The theater department does a Shakespeare play once every couple of years, and it’s always a great experience for the students, director and theater professor Chris DuVal said.
“It’s a terrific opportunity that we give ourselves at least once a couple of years” DuVal said. “It requires so much of the actors, emotionally, physically, intellectually and vocally. It’s such a valuable experience just from what we all learn by doing these plays.”
To play a Shakespeare role takes so much as a performer because it is so challenging in so many aspects, Emily Nash-Gray, who plays Maria in the production, said.

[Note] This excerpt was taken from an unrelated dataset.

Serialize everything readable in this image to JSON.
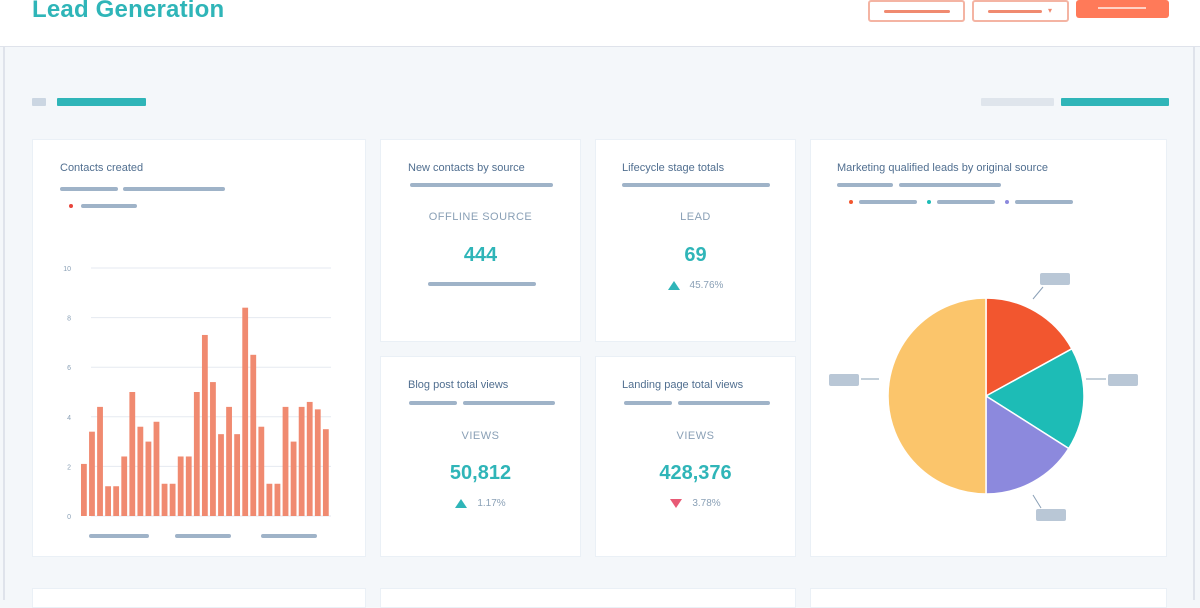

“Shakespeare is like a marathon … you have to be in shape in all aspects of the work, you have to be physically in shape and technically in shape. You have to be constantly working on your craft, but then you also have to be working on you as a person and your inspiration and where all those things come from that feed your creative spirit,” she said.
The classic Shakespeare comedy follows a tale of mistaken identities, sensual romance and love-struck characters.
“It’s a play about what it’s like to lose love, what is love, what is love between a man and a woman but also what is it to be in connection with another human being,” DuVal said. “I think the pieces of humanity that the play explores are all pieces that young students are able to connect with well.”
One of the most known challenges of a Shakespeare play is the dense language that can sometimes be hard to understand for audiences and a bit off-putting at times, DuVal said.
“My first time ever reading Shakespeare was in high school, and being very apprehensive about it. Like ‘oh my gosh, I don’t want to touch this’ but after reading it, you could start to eek out some sense … but actually preforming it is a very dense language,” Travis Gray, who plays Duke Orsino in the production, said.
Along with the challenge of Shakespearian language there is also the challenge of collaborating with multiple different groups within the theater department to put it into one show.
“Each of the designers: the costume designer, set designer, lighting designer, sound designer, make-up designer and the actors are all working in collaboration with the director” DuVal said.
The production of Twelfth Night is an adaptation taken from the Oregon Shakespeare Festival DuVal has been a part of for years, and he brings so much experience to the production, Nash said.
“We couldn’t be in better hands with (Chris). He knows this stuff inside and out, from his years of graduate study to his years at the Oregon Shakespeare Festival. Just learning and working and developing his own process and being able to bring it here it just makes us greater.”